RF Schafers, S Adler, A Daul, G Zeitler, M Vogelsang, HR Zerkowski, and OE Brodde

Department of Internal Medicine, University of Essen, Germany.

OBJECTIVES. This study was conducted to determine whether activation of cardiac beta 2-adrenoceptors increases contractility in humans and whether this is affected by long-term beta 1-adrenoceptor antagonist treatment. BACKGROUND. Coexistence of beta 1- and beta 2-adrenoceptors in the human heart is generally accepted. The functional importance of cardiac beta 2-adrenoceptors for increases in contractility in humans, however, has not been completely established. METHODS. We studied 1) the beta-adrenoceptor subtype mediating positive inotropic effects of the beta 2-adrenoceptor agonist terbutaline in vitro (on right atrial and left ventricular preparations from nonfailing human hearts) and increases in contractility (by measurement of systolic time intervals) in vivo in seven healthy male volunteers; and 2) in vivo whether long-term treatment of volunteers with the beta 1-adrenoceptor antagonist bisoprolol affects terbutaline-induced increases in contractility. RESULTS. In vitro terbutaline caused a concentration-dependent increase in atrial and ventricular adenylate cyclase activity and force of contraction.

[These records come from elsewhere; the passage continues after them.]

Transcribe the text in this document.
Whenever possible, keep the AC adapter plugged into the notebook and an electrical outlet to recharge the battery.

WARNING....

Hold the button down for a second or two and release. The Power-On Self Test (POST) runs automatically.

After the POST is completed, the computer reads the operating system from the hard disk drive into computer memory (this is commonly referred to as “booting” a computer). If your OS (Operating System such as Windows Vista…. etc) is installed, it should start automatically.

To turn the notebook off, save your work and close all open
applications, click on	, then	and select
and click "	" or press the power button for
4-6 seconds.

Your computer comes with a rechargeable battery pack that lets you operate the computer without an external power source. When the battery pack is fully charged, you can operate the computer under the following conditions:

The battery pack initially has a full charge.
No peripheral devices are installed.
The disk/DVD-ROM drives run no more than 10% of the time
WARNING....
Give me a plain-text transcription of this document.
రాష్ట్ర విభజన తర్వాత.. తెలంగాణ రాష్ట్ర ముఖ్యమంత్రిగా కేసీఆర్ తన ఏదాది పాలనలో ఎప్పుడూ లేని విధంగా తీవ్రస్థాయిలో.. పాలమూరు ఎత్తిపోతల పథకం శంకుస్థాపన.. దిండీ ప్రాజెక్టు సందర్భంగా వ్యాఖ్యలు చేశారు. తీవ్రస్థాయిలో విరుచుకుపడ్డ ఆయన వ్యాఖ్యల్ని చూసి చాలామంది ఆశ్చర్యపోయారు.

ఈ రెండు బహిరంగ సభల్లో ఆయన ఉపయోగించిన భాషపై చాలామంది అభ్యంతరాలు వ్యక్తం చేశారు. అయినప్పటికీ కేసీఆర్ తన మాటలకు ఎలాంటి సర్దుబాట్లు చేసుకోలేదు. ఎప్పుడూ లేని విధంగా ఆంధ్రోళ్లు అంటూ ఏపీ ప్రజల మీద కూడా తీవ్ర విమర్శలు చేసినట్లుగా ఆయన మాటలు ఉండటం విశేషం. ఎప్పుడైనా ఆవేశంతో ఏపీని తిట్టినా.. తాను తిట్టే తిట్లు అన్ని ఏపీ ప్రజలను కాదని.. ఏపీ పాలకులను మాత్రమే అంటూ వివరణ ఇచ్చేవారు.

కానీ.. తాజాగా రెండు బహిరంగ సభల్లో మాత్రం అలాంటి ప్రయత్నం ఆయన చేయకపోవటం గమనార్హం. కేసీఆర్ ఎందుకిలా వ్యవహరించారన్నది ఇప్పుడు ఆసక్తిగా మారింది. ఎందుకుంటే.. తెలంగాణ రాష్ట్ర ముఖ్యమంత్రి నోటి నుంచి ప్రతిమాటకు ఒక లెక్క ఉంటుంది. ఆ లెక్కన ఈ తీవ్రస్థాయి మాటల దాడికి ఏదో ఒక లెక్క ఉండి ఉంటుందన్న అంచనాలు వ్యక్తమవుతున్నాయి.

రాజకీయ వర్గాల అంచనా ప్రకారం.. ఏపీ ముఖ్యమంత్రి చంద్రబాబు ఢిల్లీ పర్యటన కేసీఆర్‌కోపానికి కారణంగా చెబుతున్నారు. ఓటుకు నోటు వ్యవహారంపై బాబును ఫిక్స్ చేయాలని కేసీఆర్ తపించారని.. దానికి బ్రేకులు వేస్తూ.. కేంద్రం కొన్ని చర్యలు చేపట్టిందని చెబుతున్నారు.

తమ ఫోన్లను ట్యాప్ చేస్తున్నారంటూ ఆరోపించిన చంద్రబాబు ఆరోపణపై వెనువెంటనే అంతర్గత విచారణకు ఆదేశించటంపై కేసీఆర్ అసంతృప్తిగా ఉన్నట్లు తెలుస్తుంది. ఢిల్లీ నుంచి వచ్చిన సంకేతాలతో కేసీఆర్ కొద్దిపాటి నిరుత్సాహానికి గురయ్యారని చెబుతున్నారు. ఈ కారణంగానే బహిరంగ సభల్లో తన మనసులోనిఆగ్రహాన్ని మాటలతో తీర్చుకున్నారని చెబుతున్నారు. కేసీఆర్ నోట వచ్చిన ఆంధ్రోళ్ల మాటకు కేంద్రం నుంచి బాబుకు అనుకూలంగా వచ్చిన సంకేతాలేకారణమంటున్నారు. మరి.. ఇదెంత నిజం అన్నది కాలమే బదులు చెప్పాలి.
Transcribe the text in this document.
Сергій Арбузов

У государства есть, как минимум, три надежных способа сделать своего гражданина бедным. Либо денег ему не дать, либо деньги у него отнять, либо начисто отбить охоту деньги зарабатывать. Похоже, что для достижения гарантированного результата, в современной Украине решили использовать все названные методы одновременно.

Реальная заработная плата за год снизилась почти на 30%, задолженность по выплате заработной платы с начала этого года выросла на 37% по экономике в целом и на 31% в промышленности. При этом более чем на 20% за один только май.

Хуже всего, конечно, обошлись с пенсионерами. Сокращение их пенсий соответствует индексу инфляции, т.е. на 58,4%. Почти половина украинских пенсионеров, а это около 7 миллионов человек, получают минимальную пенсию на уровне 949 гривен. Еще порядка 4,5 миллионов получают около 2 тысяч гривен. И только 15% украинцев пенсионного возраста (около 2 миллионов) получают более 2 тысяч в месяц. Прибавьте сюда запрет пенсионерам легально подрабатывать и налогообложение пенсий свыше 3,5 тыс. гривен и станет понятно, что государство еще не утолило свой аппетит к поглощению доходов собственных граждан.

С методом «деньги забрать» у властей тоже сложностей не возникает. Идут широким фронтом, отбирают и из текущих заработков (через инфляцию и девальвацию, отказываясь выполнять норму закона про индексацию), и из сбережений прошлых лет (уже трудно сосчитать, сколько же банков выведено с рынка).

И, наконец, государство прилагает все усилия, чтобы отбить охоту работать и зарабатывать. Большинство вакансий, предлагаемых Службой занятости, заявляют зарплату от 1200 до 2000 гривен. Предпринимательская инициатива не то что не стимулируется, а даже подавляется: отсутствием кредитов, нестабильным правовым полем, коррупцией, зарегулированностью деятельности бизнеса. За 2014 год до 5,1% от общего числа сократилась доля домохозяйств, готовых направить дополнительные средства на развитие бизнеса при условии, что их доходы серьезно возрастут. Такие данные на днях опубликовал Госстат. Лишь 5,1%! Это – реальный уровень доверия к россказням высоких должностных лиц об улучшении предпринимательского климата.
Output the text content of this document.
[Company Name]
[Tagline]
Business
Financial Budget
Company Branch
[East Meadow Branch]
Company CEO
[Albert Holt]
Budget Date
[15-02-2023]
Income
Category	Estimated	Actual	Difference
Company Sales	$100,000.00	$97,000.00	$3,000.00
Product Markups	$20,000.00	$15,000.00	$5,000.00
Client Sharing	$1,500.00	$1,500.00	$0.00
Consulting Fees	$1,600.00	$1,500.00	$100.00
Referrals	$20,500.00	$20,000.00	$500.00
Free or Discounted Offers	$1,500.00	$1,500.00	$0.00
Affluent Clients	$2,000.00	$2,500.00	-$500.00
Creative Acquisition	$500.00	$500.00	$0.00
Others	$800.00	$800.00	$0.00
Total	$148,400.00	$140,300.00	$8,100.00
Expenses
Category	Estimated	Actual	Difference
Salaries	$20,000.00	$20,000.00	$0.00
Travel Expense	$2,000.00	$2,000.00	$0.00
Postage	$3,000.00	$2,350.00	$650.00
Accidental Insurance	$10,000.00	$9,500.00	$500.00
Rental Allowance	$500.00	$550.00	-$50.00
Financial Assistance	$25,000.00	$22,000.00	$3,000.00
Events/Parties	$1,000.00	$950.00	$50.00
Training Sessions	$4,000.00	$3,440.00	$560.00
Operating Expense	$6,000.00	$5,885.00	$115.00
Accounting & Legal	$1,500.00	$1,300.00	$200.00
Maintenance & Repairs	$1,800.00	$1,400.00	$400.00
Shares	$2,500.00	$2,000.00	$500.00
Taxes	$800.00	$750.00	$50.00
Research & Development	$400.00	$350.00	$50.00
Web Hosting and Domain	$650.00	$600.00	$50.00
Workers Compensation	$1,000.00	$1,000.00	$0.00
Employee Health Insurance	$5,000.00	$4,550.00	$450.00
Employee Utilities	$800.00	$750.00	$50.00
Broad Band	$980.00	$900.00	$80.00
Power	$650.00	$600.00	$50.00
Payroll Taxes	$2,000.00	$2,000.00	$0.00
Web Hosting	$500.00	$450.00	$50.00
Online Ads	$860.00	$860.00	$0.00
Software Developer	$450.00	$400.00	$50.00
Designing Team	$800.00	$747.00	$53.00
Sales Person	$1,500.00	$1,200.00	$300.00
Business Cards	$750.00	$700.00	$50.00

Terbutaline effects were antagonized only by the beta 2-adrenoceptor antagonist ICI 118,551, indicating that they were mediated by beta 2-adrenoceptor stimulation. In vivo intravenous infusions of terbutaline (dose range 25 to 300 ng/kg body weight per min for 15 min) dose dependently increased heart rate and shortened the pre-ejection period and heart rate-corrected electromechanical systole (QS2) time. These effects are mediated predominantly by beta 2-adrenoceptor stimulation because they were only marginally affected by the beta 1-adrenoceptor antagonist bisoprolol (1 x 10 mg orally), either given 2 h before infusion or long term for 3 weeks. CONCLUSIONS. Stimulation of cardiac beta 2-adrenoceptors in humans causes not only in vitro but also in vivo positive inotropic effects. Long-term beta 1-adrenoceptor antagonist treatment does not considerably affect beta 2-adrenoceptor-mediated in vivo increases in contractility. Thus, it may be possible to treat patients with chronic heart failure and long-term beta 1-adrenoceptor antagonist therapy with beta 2-adrenoceptor agonists if immediate inotropic support is needed.